Manifestantes lembram luta de Dorothy pelos povos da floresta

Terça, 07 de Junho de 2005 às 06:17, por: CdB

Nesta terça-feira, dia em que a missionária Dorothy Stang completaria 74 anos, centenas de pessoas se reúnem, na Praça dos Três Poderes, em Brasília, para relembrar sua luta pelos povos da floresta e pedir paz no campo, a presença efetiva do Estado na Amazônia e a federalização do crime cometido contra a freira.

O movimento vai encaminhar um documento ao Palácio do Planalto e outro ao Superior Tribunal de Justiça (STJ). O primeiro pedirá a presença efetiva na Amazônia de órgãos como a Polícia Federal, o Instituto Brasileiro do Meio Ambiente e dos Recursos Naturais Renováveis (Ibama) e o Instituto Nacional de Colonização e Reforma Agrária (Incra). O segundo expressará o apoio das entidades organizadoras do protesto à federalização do assassinato de irmã Doroty. Nesta quarta, o tribunal deverá julgar o pedido apresentado pelo procurador-geral da República, Cláudio Fonteles, de deslocar para a esfera federal o julgamento do crime.

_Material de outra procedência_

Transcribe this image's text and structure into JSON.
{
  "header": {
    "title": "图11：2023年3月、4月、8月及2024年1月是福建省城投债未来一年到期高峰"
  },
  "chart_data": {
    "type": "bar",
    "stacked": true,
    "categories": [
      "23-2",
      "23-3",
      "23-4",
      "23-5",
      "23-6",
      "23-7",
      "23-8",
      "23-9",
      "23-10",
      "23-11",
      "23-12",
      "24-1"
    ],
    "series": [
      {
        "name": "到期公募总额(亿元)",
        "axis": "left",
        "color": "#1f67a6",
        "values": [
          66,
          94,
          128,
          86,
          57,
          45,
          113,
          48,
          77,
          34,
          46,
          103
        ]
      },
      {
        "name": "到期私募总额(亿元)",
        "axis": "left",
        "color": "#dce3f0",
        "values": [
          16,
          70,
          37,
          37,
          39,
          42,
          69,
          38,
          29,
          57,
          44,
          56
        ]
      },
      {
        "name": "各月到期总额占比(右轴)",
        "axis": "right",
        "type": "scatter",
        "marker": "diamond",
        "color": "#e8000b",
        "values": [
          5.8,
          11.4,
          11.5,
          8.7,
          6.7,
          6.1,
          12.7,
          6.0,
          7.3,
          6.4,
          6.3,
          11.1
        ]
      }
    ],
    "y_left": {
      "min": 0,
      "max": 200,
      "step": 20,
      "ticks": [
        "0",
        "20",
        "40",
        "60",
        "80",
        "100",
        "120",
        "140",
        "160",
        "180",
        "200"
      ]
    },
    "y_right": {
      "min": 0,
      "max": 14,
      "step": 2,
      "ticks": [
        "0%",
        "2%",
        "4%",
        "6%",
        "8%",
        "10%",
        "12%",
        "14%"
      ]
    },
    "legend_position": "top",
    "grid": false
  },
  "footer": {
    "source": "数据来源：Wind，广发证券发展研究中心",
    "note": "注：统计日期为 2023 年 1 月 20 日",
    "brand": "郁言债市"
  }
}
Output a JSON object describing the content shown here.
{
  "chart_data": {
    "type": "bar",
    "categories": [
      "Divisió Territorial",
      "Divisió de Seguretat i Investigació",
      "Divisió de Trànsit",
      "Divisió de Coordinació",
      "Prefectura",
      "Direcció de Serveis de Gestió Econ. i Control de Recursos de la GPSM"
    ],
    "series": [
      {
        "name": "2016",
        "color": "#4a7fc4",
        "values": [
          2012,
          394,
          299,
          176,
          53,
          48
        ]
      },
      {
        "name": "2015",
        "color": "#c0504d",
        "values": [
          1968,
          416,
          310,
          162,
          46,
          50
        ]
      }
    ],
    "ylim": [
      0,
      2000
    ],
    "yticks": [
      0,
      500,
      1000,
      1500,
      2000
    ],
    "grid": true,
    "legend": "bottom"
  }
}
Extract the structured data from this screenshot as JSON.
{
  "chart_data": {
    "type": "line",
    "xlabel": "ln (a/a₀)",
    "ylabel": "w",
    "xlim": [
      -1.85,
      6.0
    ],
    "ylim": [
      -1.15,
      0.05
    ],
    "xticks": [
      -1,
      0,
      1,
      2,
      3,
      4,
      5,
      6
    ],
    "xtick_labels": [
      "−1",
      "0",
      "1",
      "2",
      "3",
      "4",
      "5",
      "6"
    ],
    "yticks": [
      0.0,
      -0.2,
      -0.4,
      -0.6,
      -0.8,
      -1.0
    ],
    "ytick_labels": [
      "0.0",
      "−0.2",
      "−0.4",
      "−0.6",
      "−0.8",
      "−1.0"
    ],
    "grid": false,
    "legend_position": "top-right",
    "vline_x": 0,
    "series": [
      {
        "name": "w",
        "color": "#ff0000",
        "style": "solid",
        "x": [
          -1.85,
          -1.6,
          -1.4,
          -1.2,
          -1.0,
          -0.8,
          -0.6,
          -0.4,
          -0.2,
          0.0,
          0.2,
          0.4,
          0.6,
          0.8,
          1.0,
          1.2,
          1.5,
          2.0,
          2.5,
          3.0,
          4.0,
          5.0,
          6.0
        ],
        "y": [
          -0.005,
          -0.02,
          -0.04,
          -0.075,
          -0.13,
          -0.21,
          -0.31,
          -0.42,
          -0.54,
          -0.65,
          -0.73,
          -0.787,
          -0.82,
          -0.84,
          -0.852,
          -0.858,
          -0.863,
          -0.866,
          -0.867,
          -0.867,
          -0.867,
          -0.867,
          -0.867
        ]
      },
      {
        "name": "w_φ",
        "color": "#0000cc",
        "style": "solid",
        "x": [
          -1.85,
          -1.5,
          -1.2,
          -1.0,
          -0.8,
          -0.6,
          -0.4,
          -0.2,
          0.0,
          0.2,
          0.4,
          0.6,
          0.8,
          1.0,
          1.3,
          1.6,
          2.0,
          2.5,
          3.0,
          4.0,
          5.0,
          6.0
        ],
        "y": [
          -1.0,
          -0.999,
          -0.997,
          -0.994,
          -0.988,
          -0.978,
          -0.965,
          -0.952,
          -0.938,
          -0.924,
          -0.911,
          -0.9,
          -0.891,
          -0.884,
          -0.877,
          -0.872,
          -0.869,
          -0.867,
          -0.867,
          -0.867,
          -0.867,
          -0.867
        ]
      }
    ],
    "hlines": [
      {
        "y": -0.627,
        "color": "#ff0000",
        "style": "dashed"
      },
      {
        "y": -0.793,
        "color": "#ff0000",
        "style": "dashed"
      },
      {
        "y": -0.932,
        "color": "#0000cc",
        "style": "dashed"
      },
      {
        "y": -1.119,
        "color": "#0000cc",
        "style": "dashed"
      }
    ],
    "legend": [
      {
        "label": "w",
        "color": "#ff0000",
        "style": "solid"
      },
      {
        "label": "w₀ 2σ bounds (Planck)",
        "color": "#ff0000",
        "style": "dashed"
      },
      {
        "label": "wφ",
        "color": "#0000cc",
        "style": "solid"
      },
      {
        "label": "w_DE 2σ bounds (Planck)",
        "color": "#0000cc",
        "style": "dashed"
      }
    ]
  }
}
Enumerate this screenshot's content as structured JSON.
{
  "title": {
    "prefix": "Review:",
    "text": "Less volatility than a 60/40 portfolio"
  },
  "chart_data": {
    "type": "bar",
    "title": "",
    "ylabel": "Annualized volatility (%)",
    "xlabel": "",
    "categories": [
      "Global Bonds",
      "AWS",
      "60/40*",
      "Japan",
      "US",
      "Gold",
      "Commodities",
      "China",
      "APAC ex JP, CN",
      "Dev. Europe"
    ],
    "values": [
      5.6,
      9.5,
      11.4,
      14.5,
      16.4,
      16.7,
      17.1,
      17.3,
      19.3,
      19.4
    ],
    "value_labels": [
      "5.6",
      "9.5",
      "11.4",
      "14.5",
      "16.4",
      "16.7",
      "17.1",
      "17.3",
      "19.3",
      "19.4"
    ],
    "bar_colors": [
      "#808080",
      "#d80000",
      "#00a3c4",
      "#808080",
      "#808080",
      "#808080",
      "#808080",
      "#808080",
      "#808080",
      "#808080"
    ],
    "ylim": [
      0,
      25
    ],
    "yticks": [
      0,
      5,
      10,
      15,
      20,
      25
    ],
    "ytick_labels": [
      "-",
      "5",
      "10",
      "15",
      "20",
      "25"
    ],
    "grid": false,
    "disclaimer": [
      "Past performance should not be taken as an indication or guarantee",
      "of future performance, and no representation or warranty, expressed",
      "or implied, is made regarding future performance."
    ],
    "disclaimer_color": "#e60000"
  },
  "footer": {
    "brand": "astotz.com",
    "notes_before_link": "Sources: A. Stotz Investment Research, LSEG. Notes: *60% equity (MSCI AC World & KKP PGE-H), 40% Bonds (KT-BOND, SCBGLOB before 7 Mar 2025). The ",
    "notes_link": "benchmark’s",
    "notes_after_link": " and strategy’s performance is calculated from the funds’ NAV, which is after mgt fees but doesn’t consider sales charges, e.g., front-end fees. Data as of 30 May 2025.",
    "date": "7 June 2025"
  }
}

Irmã Dorothy foi assassinada com seis tiros, no dia 12 de fevereiro, em Anapu (PA), por defender os direitos dos trabalhadores rurais contra os interesses de fazendeiros e grileiros da região. Desde 1972, ela trabalhava com as comunidades rurais de Anapu pelo direito à terra e por um desenvolvimento sem destruição da floresta.

A manifestação tem a participação de 14 organizações da sociedade civil: Associação Brasileira de Organizações Não Governamentais, Central Única dos Trabalhadores, Comissão Pastoral da Terra, Conselho Nacional dos Seringueiros, Federação dos Trabalhadores na Agricultura, Fórum Brasileiro de ONGs e Movimentos Sociais para o Meio Ambiente e Desenvolvimento. Também participam o Fórum Nacional pela Reforma Agrária e Justiça no Campo, a Fundação Viver, Produzir e Preservar,o Greenpeace, Grupo de Trabalho Amazônico, Instituto de Estudos Socioeconômicos, Instituto Socioambiental e Terra de Direitos.